# Who were the contrarians in the Central Bank?



## Brendan Burgess (28 Apr 2011)

The Nyberg report says: 



> *4.4 The Central Bank Pre-Crisis (2003 to mid-2007)*
> 4.4.1 As in the case of the FR, there was a major domestic policy failure at the CB in respect of the maintenance of financial stability. Not only did the CB _(with a small number of contrarians at board level) _seriously underestimate the nature and extent of the risks in the Irish financial system but it was content to express only nuanced and somewhat indirect concerns on possible risks rather than study contingent worst-case scenarios. Had it done so, it might have issued stronger warnings (at least confidentially to the Government) or even taken appropriate action.





> 4.4.5 It is difficult to fully understand why the alarming macro-economic signs detailed in Section
> 4.2 were regarded with such relative calm for so long by the CB. Although its Financial
> Stability Reports show an awareness of such economic risks, they were not subject to further
> systematic analysis. The CB consistently held the view that these risks would not materialise;
> this was the case despite some internal questioning.





> 4.4.8 The Commission has also noted evidence of a tendency to ensure that the FSRs should not
> convey a negative message even when some internal contrarian information, analysis or view
> argued for a less benign tone.There are clear indications that little attention was paid to such
> material or that it was only included after toning down in redrafting. This approach risked
> ...



This is very interesting and it is a question I have asked before. The boards of the banks have been all tarred with the same brush. Did anyone on the boards of the banks shout stop?  It now seems that at least two members of the board of the Central Bank did highlight the risk in the financial system. 

I wonder who they were?


----------



## dereko1969 (28 Apr 2011)

It's surprising that even now, none of them have raised their heads above the parapet to say that they were the ones shouting stop.

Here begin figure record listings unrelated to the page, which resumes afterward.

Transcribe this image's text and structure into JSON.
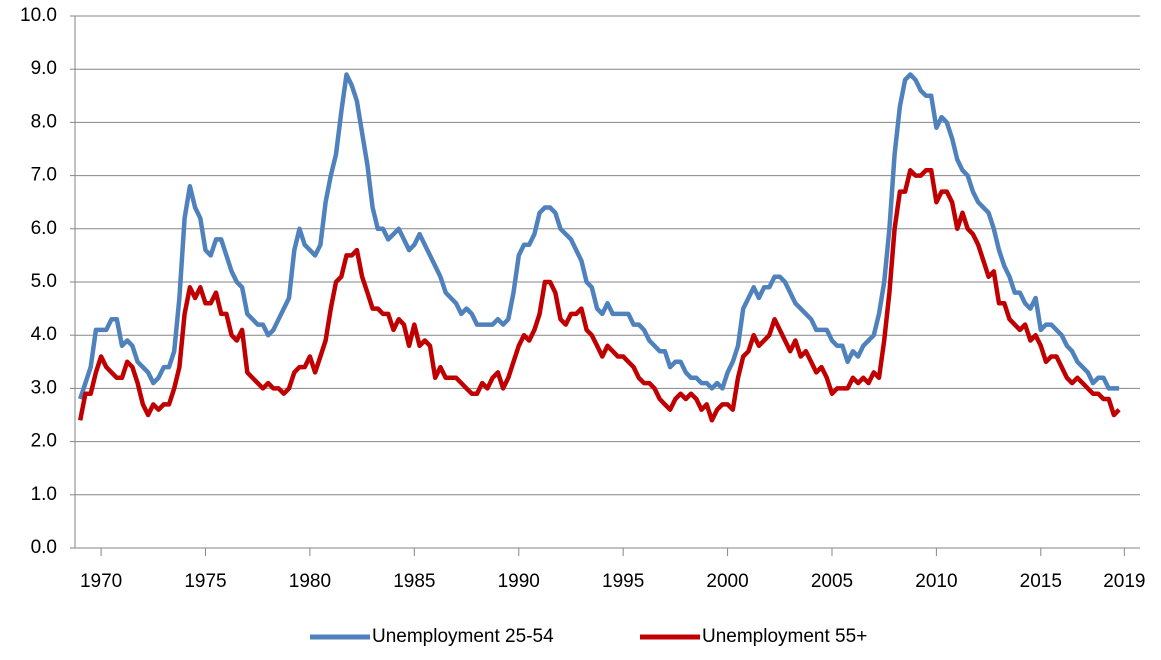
{
  "chart_data": {
    "type": "line",
    "x": [
      1969,
      1969.25,
      1969.5,
      1969.75,
      1970,
      1970.25,
      1970.5,
      1970.75,
      1971,
      1971.25,
      1971.5,
      1971.75,
      1972,
      1972.25,
      1972.5,
      1972.75,
      1973,
      1973.25,
      1973.5,
      1973.75,
      1974,
      1974.25,
      1974.5,
      1974.75,
      1975,
      1975.25,
      1975.5,
      1975.75,
      1976,
      1976.25,
      1976.5,
      1976.75,
      1977,
      1977.25,
      1977.5,
      1977.75,
      1978,
      1978.25,
      1978.5,
      1978.75,
      1979,
      1979.25,
      1979.5,
      1979.75,
      1980,
      1980.25,
      1980.5,
      1980.75,
      1981,
      1981.25,
      1981.5,
      1981.75,
      1982,
      1982.25,
      1982.5,
      1982.75,
      1983,
      1983.25,
      1983.5,
      1983.75,
      1984,
      1984.25,
      1984.5,
      1984.75,
      1985,
      1985.25,
      1985.5,
      1985.75,
      1986,
      1986.25,
      1986.5,
      1986.75,
      1987,
      1987.25,
      1987.5,
      1987.75,
      1988,
      1988.25,
      1988.5,
      1988.75,
      1989,
      1989.25,
      1989.5,
      1989.75,
      1990,
      1990.25,
      1990.5,
      1990.75,
      1991,
      1991.25,
      1991.5,
      1991.75,
      1992,
      1992.25,
      1992.5,
      1992.75,
      1993,
      1993.25,
      1993.5,
      1993.75,
      1994,
      1994.25,
      1994.5,
      1994.75,
      1995,
      1995.25,
      1995.5,
      1995.75,
      1996,
      1996.25,
      1996.5,
      1996.75,
      1997,
      1997.25,
      1997.5,
      1997.75,
      1998,
      1998.25,
      1998.5,
      1998.75,
      1999,
      1999.25,
      1999.5,
      1999.75,
      2000,
      2000.25,
      2000.5,
      2000.75,
      2001,
      2001.25,
      2001.5,
      2001.75,
      2002,
      2002.25,
      2002.5,
      2002.75,
      2003,
      2003.25,
      2003.5,
      2003.75,
      2004,
      2004.25,
      2004.5,
      2004.75,
      2005,
      2005.25,
      2005.5,
      2005.75,
      2006,
      2006.25,
      2006.5,
      2006.75,
      2007,
      2007.25,
      2007.5,
      2007.75,
      2008,
      2008.25,
      2008.5,
      2008.75,
      2009,
      2009.25,
      2009.5,
      2009.75,
      2010,
      2010.25,
      2010.5,
      2010.75,
      2011,
      2011.25,
      2011.5,
      2011.75,
      2012,
      2012.25,
      2012.5,
      2012.75,
      2013,
      2013.25,
      2013.5,
      2013.75,
      2014,
      2014.25,
      2014.5,
      2014.75,
      2015,
      2015.25,
      2015.5,
      2015.75,
      2016,
      2016.25,
      2016.5,
      2016.75,
      2017,
      2017.25,
      2017.5,
      2017.75,
      2018,
      2018.25,
      2018.5,
      2018.75
    ],
    "series": [
      {
        "name": "Unemployment 25-54",
        "color": "#4f81bd",
        "values": [
          2.8,
          3.1,
          3.4,
          4.1,
          4.1,
          4.1,
          4.3,
          4.3,
          3.8,
          3.9,
          3.8,
          3.5,
          3.4,
          3.3,
          3.1,
          3.2,
          3.4,
          3.4,
          3.7,
          4.7,
          6.2,
          6.8,
          6.4,
          6.2,
          5.6,
          5.5,
          5.8,
          5.8,
          5.5,
          5.2,
          5.0,
          4.9,
          4.4,
          4.3,
          4.2,
          4.2,
          4.0,
          4.1,
          4.3,
          4.5,
          4.7,
          5.6,
          6.0,
          5.7,
          5.6,
          5.5,
          5.7,
          6.5,
          7.0,
          7.4,
          8.2,
          8.9,
          8.7,
          8.4,
          7.8,
          7.2,
          6.4,
          6.0,
          6.0,
          5.8,
          5.9,
          6.0,
          5.8,
          5.6,
          5.7,
          5.9,
          5.7,
          5.5,
          5.3,
          5.1,
          4.8,
          4.7,
          4.6,
          4.4,
          4.5,
          4.4,
          4.2,
          4.2,
          4.2,
          4.2,
          4.3,
          4.2,
          4.3,
          4.8,
          5.5,
          5.7,
          5.7,
          5.9,
          6.3,
          6.4,
          6.4,
          6.3,
          6.0,
          5.9,
          5.8,
          5.6,
          5.4,
          5.0,
          4.9,
          4.5,
          4.4,
          4.6,
          4.4,
          4.4,
          4.4,
          4.4,
          4.2,
          4.2,
          4.1,
          3.9,
          3.8,
          3.7,
          3.7,
          3.4,
          3.5,
          3.5,
          3.3,
          3.2,
          3.2,
          3.1,
          3.1,
          3.0,
          3.1,
          3.0,
          3.3,
          3.5,
          3.8,
          4.5,
          4.7,
          4.9,
          4.7,
          4.9,
          4.9,
          5.1,
          5.1,
          5.0,
          4.8,
          4.6,
          4.5,
          4.4,
          4.3,
          4.1,
          4.1,
          4.1,
          3.9,
          3.8,
          3.8,
          3.5,
          3.7,
          3.6,
          3.8,
          3.9,
          4.0,
          4.4,
          5.0,
          6.0,
          7.4,
          8.3,
          8.8,
          8.9,
          8.8,
          8.6,
          8.5,
          8.5,
          7.9,
          8.1,
          8.0,
          7.7,
          7.3,
          7.1,
          7.0,
          6.7,
          6.5,
          6.4,
          6.3,
          6.0,
          5.6,
          5.3,
          5.1,
          4.8,
          4.8,
          4.6,
          4.5,
          4.7,
          4.1,
          4.2,
          4.2,
          4.1,
          4.0,
          3.8,
          3.7,
          3.5,
          3.4,
          3.3,
          3.1,
          3.2,
          3.2,
          3.0,
          3.0,
          3.0
        ]
      },
      {
        "name": "Unemployment 55+",
        "color": "#c00000",
        "values": [
          2.4,
          2.9,
          2.9,
          3.3,
          3.6,
          3.4,
          3.3,
          3.2,
          3.2,
          3.5,
          3.4,
          3.1,
          2.7,
          2.5,
          2.7,
          2.6,
          2.7,
          2.7,
          3.0,
          3.4,
          4.4,
          4.9,
          4.7,
          4.9,
          4.6,
          4.6,
          4.8,
          4.4,
          4.4,
          4.0,
          3.9,
          4.1,
          3.3,
          3.2,
          3.1,
          3.0,
          3.1,
          3.0,
          3.0,
          2.9,
          3.0,
          3.3,
          3.4,
          3.4,
          3.6,
          3.3,
          3.6,
          3.9,
          4.5,
          5.0,
          5.1,
          5.5,
          5.5,
          5.6,
          5.1,
          4.8,
          4.5,
          4.5,
          4.4,
          4.4,
          4.1,
          4.3,
          4.2,
          3.8,
          4.2,
          3.8,
          3.9,
          3.8,
          3.2,
          3.4,
          3.2,
          3.2,
          3.2,
          3.1,
          3.0,
          2.9,
          2.9,
          3.1,
          3.0,
          3.2,
          3.3,
          3.0,
          3.2,
          3.5,
          3.8,
          4.0,
          3.9,
          4.1,
          4.4,
          5.0,
          5.0,
          4.8,
          4.3,
          4.2,
          4.4,
          4.4,
          4.5,
          4.1,
          4.0,
          3.8,
          3.6,
          3.8,
          3.7,
          3.6,
          3.6,
          3.5,
          3.4,
          3.2,
          3.1,
          3.1,
          3.0,
          2.8,
          2.7,
          2.6,
          2.8,
          2.9,
          2.8,
          2.9,
          2.8,
          2.6,
          2.7,
          2.4,
          2.6,
          2.7,
          2.7,
          2.6,
          3.2,
          3.6,
          3.7,
          4.0,
          3.8,
          3.9,
          4.0,
          4.3,
          4.1,
          3.9,
          3.7,
          3.9,
          3.6,
          3.7,
          3.5,
          3.3,
          3.4,
          3.2,
          2.9,
          3.0,
          3.0,
          3.0,
          3.2,
          3.1,
          3.2,
          3.1,
          3.3,
          3.2,
          3.9,
          4.8,
          6.0,
          6.7,
          6.7,
          7.1,
          7.0,
          7.0,
          7.1,
          7.1,
          6.5,
          6.7,
          6.7,
          6.5,
          6.0,
          6.3,
          6.0,
          5.9,
          5.7,
          5.4,
          5.1,
          5.2,
          4.6,
          4.6,
          4.3,
          4.2,
          4.1,
          4.2,
          3.9,
          4.0,
          3.8,
          3.5,
          3.6,
          3.6,
          3.4,
          3.2,
          3.1,
          3.2,
          3.1,
          3.0,
          2.9,
          2.9,
          2.8,
          2.8,
          2.5,
          2.6
        ]
      }
    ],
    "xlim": [
      1968.75,
      2019.75
    ],
    "xticks": [
      1970,
      1975,
      1980,
      1985,
      1990,
      1995,
      2000,
      2005,
      2010,
      2015,
      2019
    ],
    "ylim": [
      0,
      10
    ],
    "yticks": [
      {
        "value": 0,
        "label": "0.0"
      },
      {
        "value": 1,
        "label": "1.0"
      },
      {
        "value": 2,
        "label": "2.0"
      },
      {
        "value": 3,
        "label": "3.0"
      },
      {
        "value": 4,
        "label": "4.0"
      },
      {
        "value": 5,
        "label": "5.0"
      },
      {
        "value": 6,
        "label": "6.0"
      },
      {
        "value": 7,
        "label": "7.0"
      },
      {
        "value": 8,
        "label": "8.0"
      },
      {
        "value": 9,
        "label": "9.0"
      },
      {
        "value": 10,
        "label": "10.0"
      }
    ],
    "grid": true,
    "legend": "bottom"
  }
}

Compared to the UK where Danny Blanchflower shouted stop a few times and let people know he did.


----------



## Brendan Burgess (28 Apr 2011)

The Central Bank is absolutely rigorous in its approach to confidentiality. Under Section 33AK (?) of the Act, it apparently is a criminal offence to breach confidentiality. 

Having said that, if I had been on the board at the time and had raised these issues, I would go public on it now. It would be a very brave DPP to seek to get me jailed for it.

If I was an employee, it would be much more difficult to be public about it. 

I hope that Nyberg named the good guys to the Minister for Finance.


----------



## dewdrop (29 Apr 2011)

Is it too simplistic to say that unless the top boss is open to listening it is a waste of time to be highlighting issues.  Unforunately this has been my experience and most bosses only want to hear good news. Apologies for being so negative but..


----------